Figure S5. HeSP treatment effectively inhibits transporters and key enzymes in glucose and glutamine metabolism in subcutaneous NSCLC tumor xenografts. A, Representative montage and 10X IHC images of H1299 NSCLC tumor tissue sections and graphs showing the levels of SLC2A1 in control and HeSP-treated tumors. B, Representative montage and 10X IHC images of H1299 NSCLC tumor tissue sections and graphs showing the levels of HK2 in control and HeSP-treated tumors. C, Representative montage and 10X IHC images of H1299 NSCLC tumor tissue sections and graphs showing the levels of SLC1A5 in control and HeSP-treated tumors. D, Representative montage and 10X IHC images of H1299 NSCLC tumor tissue sections and graphs showing the levels of GLS in control and HeSP-treated tumors. Shown are montages and 10X images of control and HeSP-treated tumor tissue sections stained with DAPI (row 1) or antibodies against the indicated protein (row 2) or merged images of DAPI and the indicated protein (row 3).

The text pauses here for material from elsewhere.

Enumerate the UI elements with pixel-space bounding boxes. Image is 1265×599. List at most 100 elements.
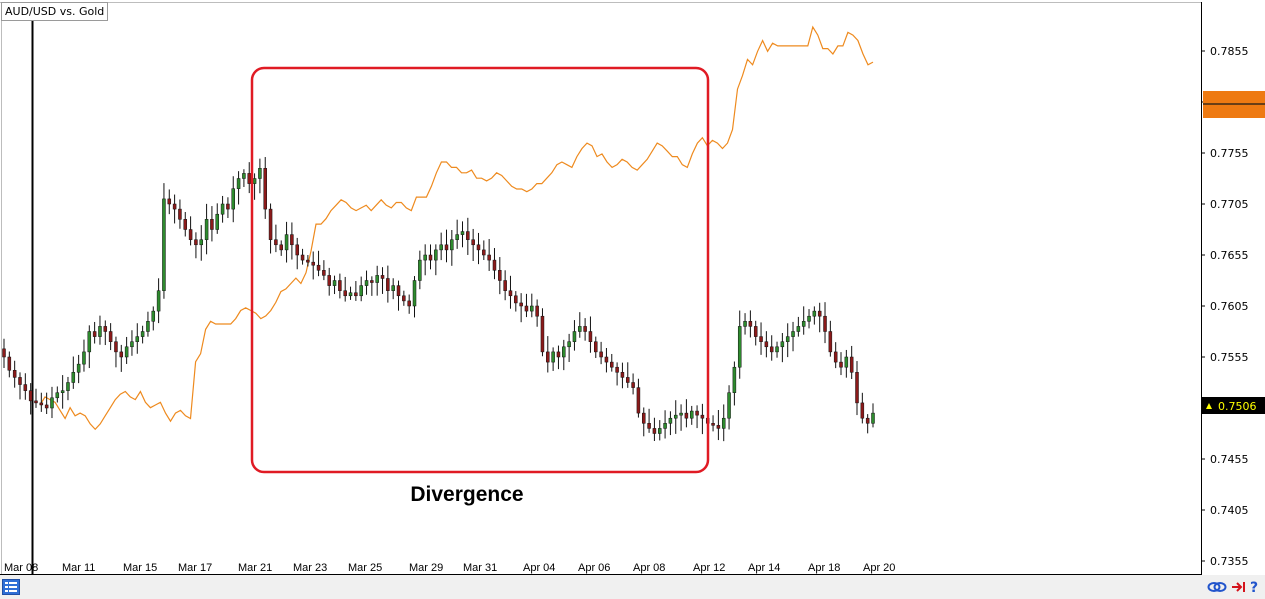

The white rectangles in DAPI images denote the regions shown in 10X images. Scale bar, montage, 1 mm; 10X, 200 μm. Protein levels were quantified, and data were plotted as mean {plus minus} SEM. ***, P < 0.005.
ARTICLE ABSTRACT
Heme is an essential nutritional, metabolic, and signaling molecule in living organisms. Pathogenic microbes extract heme from hosts to obtain metallonutrient, while heme fuels mitochondrial respiration and ATP generation in lung tumor cells. Here, we generated small heme-sequestering proteins (HeSPs) based on bacterial hemophores. These HeSPs contain neutral mutations in the heme-binding pocket and hybrid sequences from hemophores of different bacteria. We showed that HeSPs bind to heme and effectively extracted heme from hemoglobin. They strongly inhibited heme uptake and cell proliferation and induced apoptosis in non–small cell lung cancer (NSCLC) cells, while their effects on nontumorigenic cell lines representing normal lung cells were not significant. HeSPs strongly suppressed the growth of human NSCLC tumor xenografts in mice. HeSPs decreased oxygen consumption rates and ATP levels in tumor cells isolated from treated mice, while they did not affect liver and blood cell functions. IHC, along with data from Western blotting and functional assays, revealed that HeSPs reduced the levels of key proteins involved in heme uptake, as well as the consumption of major fuels for tumor cells, glucose, and glutamine. Further, we found that HeSPs reduced the levels of angiogenic and vascular markers, as well as vessel density in tumor tissues. Together, these results demonstrate that HeSPs act via multiple mechanisms, including the inhibition of oxidative phosphorylation, to suppress tumor growth and progression. Evidently, heme sequestration can be a powerful strategy for suppressing lung tumors and likely drug-resistant tumors that rely on oxidative phosphorylation for survival.